Cultivo da planta em casa
Por isso, a associação luta para que os pequenos grupos formados por pacientes e parentes possam produzir o medicamento a baixo custo, e artesanalmente, na própria residência, com o cultivo da planta. E o primeiro passo será um trabalho educativo que tem como principal objetivo informar à população sobre os benefícios da cannabis. “Estamos elaborando um questionário que tem, como um dos objetivos de identificar o nível de conhecimento que os portadores de doenças como a epilepsia tem sobre o uso medicinal da maconha para o tratamento dessas doenças”, explica Vidal.
Com seus primeiros membros oriundos dos estados da Bahia e Sergipe, a associação não pretende ficar apenas no âmbito regional, mas deve crescer com calma. Vidal afirma que não está preocupado com o número de associados, no momento, mas sim em estabelecer uma imagem de referência para a entidade conseguir trabalhar suas pautas em defesa do uso medicinal da maconha, assim como ao fácil acesso da população aos medicamentos.
Debate médico é ampliado
Em dezembro de 2014, o Conselho Federal de Medicina autorizou o uso do canabidiol no tratamento de crianças e adolescentes que sejam resistentes aos tratamentos convencionais. A prescrição é restrita a neurologistas, neurocirurgiões e psiquiatras. Na Bahia, o uso terapêutico do CBD para os pacientes da epilepsia refratária – ou que sofram de convulsões sem apresentar melhoras no quadro clínico após o tratamento convencional –, já é amplamente aceita pelos médicos, segundo explicou a Dra. Rosa Garcia, médica psiquiátrica e conselheira do Conselho Regional de Medicina da Bahia (Cremeb/BA).

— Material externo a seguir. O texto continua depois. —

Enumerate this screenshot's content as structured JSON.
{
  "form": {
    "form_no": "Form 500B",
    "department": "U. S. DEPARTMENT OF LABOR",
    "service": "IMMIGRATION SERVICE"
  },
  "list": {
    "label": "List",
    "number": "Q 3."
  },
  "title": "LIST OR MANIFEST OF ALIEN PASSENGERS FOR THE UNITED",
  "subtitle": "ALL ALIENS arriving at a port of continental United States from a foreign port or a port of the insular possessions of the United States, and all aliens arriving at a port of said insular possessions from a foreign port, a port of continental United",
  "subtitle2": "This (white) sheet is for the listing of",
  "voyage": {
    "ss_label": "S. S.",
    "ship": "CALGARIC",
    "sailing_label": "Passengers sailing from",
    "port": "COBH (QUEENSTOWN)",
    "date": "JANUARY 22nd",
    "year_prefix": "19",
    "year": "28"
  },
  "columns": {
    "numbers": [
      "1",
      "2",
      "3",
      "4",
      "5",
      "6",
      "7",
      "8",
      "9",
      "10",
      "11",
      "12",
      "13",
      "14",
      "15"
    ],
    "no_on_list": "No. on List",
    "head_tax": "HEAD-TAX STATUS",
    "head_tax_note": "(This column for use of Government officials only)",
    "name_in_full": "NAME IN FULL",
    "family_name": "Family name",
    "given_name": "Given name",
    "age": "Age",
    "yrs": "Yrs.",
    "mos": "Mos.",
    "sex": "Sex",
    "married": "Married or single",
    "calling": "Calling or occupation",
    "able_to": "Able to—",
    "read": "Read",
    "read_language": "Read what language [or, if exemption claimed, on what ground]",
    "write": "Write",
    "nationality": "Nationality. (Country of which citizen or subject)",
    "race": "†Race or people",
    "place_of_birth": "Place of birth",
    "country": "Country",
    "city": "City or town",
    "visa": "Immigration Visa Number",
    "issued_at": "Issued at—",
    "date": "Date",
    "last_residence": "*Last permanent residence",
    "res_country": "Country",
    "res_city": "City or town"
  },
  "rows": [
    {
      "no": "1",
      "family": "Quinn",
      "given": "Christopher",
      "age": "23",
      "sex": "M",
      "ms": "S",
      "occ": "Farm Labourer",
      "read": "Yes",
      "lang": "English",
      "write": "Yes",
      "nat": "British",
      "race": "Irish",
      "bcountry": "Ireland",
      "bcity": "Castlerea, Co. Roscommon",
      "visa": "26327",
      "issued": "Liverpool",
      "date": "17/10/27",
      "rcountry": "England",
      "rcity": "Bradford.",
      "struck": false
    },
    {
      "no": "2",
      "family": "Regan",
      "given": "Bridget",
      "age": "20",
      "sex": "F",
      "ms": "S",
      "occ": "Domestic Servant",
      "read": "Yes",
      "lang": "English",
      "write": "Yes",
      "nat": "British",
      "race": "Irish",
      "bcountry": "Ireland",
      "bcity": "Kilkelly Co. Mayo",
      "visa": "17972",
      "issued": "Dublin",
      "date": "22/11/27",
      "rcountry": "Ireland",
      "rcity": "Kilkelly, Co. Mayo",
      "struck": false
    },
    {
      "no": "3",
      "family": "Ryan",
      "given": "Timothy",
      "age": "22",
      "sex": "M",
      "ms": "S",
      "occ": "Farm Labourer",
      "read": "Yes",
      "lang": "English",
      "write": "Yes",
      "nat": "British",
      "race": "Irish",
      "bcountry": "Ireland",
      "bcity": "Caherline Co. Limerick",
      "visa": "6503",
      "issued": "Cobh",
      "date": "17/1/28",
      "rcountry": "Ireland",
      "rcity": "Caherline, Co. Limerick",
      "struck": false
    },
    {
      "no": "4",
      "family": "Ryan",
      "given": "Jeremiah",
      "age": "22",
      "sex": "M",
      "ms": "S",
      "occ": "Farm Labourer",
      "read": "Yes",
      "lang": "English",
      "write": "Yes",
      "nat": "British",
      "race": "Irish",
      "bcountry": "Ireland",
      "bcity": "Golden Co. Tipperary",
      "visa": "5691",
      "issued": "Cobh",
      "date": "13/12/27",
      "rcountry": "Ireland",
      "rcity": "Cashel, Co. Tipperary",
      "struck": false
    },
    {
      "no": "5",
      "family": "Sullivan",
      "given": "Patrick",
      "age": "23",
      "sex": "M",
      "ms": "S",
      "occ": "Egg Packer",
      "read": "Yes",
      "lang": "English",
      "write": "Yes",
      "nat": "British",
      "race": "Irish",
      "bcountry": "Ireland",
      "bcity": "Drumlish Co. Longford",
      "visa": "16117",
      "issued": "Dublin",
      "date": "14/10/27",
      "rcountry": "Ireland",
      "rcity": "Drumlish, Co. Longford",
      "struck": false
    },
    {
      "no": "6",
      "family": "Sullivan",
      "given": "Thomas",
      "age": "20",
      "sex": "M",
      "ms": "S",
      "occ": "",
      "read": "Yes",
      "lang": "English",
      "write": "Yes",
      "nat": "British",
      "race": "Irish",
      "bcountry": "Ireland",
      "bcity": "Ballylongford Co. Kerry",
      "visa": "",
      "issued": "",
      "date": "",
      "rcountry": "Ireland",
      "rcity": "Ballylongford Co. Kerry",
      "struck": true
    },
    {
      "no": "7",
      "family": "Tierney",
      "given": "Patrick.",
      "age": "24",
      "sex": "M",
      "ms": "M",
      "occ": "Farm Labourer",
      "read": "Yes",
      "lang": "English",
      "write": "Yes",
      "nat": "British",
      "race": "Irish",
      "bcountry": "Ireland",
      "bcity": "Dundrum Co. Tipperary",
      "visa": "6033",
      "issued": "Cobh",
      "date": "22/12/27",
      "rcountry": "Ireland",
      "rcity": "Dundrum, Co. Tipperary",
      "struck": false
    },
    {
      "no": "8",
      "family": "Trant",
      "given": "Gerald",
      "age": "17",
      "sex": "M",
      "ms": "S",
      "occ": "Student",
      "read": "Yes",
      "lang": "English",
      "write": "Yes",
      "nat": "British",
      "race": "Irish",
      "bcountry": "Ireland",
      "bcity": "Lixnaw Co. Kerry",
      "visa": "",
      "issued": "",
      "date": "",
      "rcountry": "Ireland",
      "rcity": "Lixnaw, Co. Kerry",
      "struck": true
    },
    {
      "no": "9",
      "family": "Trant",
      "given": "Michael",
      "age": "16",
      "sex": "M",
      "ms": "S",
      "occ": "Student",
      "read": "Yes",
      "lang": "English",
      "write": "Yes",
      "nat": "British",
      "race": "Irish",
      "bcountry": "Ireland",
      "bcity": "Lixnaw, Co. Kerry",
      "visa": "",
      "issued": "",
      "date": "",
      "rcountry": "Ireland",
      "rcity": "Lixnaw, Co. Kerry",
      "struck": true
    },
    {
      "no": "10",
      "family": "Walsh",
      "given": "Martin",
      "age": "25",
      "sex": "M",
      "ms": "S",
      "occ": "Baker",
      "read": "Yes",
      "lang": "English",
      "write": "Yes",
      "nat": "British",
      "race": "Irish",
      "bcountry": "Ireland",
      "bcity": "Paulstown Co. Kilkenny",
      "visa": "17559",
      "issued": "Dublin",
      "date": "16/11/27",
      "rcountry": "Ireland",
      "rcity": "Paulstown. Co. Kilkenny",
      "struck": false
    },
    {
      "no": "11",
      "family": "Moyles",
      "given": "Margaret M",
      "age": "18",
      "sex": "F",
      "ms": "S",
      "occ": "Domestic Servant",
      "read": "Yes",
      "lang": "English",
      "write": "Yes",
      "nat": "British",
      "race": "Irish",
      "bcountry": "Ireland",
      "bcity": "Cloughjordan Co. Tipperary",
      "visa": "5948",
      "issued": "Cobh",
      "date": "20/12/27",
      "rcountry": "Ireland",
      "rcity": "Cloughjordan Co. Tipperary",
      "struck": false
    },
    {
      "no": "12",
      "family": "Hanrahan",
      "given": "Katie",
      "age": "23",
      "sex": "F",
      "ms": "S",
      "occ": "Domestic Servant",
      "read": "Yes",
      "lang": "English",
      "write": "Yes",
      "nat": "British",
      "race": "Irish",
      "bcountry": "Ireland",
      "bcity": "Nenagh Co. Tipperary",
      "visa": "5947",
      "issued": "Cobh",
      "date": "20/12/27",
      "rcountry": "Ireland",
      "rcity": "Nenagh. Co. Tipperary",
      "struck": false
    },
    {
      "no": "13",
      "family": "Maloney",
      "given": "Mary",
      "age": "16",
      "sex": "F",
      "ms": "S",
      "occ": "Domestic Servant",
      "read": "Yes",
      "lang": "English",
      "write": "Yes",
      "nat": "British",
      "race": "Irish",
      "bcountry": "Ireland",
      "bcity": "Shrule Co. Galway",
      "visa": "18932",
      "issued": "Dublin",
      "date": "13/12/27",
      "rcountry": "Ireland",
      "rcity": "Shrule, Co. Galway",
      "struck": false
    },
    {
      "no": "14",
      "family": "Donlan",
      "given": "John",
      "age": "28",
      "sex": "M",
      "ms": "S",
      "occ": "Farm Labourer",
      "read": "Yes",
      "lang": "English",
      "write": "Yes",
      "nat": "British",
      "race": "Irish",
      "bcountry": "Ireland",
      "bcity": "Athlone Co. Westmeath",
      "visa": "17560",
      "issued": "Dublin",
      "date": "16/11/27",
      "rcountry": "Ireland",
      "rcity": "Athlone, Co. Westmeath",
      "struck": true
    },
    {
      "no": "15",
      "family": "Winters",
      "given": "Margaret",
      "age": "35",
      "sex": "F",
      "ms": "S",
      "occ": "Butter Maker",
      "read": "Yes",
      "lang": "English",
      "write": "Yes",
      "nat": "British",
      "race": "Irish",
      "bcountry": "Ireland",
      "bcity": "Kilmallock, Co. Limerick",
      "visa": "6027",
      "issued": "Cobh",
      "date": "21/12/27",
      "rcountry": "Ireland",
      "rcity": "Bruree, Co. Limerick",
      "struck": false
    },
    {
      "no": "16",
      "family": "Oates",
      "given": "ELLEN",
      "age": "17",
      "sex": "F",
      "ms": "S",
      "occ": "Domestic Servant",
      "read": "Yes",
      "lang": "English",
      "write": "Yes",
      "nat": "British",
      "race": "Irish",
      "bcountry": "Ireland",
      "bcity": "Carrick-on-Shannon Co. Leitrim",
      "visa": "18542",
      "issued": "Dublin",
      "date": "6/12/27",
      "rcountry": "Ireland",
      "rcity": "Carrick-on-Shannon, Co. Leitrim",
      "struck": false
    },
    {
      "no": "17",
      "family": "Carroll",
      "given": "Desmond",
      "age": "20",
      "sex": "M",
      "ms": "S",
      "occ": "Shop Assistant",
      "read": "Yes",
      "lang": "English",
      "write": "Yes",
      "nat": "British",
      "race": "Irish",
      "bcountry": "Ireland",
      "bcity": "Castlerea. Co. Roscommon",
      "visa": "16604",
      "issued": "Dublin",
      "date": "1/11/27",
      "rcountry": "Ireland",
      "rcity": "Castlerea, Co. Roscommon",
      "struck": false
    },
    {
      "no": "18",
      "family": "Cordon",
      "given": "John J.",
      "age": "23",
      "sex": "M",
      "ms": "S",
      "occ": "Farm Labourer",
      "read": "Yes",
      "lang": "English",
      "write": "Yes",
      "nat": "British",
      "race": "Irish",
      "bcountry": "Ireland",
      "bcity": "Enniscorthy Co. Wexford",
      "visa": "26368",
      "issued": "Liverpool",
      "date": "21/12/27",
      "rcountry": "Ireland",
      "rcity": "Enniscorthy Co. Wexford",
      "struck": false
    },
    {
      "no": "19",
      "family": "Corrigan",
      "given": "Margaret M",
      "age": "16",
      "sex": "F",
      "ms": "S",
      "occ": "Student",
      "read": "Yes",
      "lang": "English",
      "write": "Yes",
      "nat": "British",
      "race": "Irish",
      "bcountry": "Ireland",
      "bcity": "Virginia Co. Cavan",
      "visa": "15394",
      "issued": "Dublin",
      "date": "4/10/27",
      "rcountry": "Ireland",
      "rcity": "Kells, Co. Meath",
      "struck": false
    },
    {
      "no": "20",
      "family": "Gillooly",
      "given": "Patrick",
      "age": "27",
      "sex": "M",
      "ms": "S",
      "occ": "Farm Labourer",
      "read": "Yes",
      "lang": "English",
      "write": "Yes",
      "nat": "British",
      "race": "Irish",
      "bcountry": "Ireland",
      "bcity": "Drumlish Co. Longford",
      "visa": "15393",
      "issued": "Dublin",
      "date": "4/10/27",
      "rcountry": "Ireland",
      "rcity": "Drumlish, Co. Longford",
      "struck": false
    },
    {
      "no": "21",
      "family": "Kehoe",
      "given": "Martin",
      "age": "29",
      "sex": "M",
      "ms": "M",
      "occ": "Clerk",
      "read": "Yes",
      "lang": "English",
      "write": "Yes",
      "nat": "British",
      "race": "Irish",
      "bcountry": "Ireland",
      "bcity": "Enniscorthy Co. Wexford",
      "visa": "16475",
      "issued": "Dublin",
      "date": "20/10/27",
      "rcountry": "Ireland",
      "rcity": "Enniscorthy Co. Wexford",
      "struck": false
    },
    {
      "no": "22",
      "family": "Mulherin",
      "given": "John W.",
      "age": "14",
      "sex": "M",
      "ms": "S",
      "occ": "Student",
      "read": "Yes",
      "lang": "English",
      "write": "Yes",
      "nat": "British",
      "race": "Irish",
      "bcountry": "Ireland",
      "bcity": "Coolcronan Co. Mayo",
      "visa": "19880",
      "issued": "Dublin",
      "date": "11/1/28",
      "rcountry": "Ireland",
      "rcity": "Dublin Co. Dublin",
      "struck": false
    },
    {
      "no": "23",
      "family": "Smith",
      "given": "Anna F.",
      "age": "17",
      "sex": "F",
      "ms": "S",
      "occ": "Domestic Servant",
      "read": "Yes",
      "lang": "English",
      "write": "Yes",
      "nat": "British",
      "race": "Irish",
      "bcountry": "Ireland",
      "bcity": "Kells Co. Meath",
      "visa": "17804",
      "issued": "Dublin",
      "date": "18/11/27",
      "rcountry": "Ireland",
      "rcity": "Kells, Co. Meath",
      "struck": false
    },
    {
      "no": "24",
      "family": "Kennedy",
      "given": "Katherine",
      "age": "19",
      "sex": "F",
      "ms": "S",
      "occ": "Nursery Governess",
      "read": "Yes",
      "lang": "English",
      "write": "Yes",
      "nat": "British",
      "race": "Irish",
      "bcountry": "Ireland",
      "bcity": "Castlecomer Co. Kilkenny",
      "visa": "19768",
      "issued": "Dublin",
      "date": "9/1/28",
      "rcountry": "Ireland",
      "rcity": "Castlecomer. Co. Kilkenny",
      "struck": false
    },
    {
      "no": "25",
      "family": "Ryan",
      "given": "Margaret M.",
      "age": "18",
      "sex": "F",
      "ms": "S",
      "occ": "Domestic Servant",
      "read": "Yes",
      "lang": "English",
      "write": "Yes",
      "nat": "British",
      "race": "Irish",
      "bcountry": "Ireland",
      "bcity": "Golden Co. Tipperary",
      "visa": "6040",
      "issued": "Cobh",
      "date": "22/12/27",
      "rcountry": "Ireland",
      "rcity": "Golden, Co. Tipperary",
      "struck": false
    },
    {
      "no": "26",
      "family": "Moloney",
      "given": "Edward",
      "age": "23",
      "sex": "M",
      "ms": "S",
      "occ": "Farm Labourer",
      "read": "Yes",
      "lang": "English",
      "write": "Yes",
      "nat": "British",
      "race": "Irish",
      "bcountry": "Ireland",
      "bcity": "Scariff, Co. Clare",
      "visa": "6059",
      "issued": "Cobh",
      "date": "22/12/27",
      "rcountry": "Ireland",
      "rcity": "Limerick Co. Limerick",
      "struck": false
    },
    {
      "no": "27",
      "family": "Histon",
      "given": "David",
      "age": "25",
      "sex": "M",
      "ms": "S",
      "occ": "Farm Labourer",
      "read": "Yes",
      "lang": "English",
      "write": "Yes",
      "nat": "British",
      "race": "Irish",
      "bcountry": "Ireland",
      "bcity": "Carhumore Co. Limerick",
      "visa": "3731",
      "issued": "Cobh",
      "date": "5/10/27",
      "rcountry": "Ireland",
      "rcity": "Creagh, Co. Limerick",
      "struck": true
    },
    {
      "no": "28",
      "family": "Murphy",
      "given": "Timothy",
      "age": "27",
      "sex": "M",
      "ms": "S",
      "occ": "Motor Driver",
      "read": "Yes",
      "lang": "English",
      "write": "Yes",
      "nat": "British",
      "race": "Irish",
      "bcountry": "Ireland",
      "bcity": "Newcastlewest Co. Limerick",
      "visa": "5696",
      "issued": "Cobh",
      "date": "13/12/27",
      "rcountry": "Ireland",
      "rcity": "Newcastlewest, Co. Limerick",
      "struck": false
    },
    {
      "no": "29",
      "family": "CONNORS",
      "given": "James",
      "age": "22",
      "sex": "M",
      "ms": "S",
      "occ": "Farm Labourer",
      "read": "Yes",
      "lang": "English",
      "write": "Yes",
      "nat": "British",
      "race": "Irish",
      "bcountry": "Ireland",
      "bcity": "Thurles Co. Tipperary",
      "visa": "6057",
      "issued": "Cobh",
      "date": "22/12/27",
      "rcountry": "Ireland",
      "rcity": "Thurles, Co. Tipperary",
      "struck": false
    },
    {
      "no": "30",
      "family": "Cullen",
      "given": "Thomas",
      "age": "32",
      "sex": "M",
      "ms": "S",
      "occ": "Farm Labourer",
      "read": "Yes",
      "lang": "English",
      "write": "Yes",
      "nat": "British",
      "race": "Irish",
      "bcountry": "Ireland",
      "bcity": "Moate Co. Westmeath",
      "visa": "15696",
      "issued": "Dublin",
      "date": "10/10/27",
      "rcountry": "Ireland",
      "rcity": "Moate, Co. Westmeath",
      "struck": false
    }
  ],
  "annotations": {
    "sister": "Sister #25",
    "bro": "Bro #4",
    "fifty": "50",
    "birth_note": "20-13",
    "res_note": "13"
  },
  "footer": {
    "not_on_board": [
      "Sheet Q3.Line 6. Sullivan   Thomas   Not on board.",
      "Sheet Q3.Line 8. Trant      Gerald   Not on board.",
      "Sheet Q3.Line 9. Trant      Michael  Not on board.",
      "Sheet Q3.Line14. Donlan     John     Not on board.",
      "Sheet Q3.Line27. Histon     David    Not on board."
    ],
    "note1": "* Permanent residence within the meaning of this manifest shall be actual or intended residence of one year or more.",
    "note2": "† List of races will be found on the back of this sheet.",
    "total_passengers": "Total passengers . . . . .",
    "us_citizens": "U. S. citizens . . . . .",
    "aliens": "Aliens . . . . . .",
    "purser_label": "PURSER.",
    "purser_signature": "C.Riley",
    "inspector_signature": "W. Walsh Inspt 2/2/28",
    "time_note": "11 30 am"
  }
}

Pesquisas médicas também apontaram outros componentes da maconha como substâncias benéficas no tratamento de outras doenças como o câncer, a asma e a dor crônica. Contudo, a conselheira explica os estudos realizados ainda não são suficientes para comprovar a eficiência da cannabis durante o tratamento das doenças, e que, por isso, os médicos brasileiros continuam sem poder receitar a substância para esses fins.
Para receber a prescrição, o paciente necessita preencher os critérios de indicação e contraindicação para inclusão no uso compassivo. Os pacientes submetidos ao tratamento com o canabidiol deverão ser acompanhados, de acordo com relatórios enviados pelos médicos prescritores e devem ser informados sobre os riscos e benefícios potenciais, assinando o Termo de Consentimento Livre e Esclarecido (TCLE).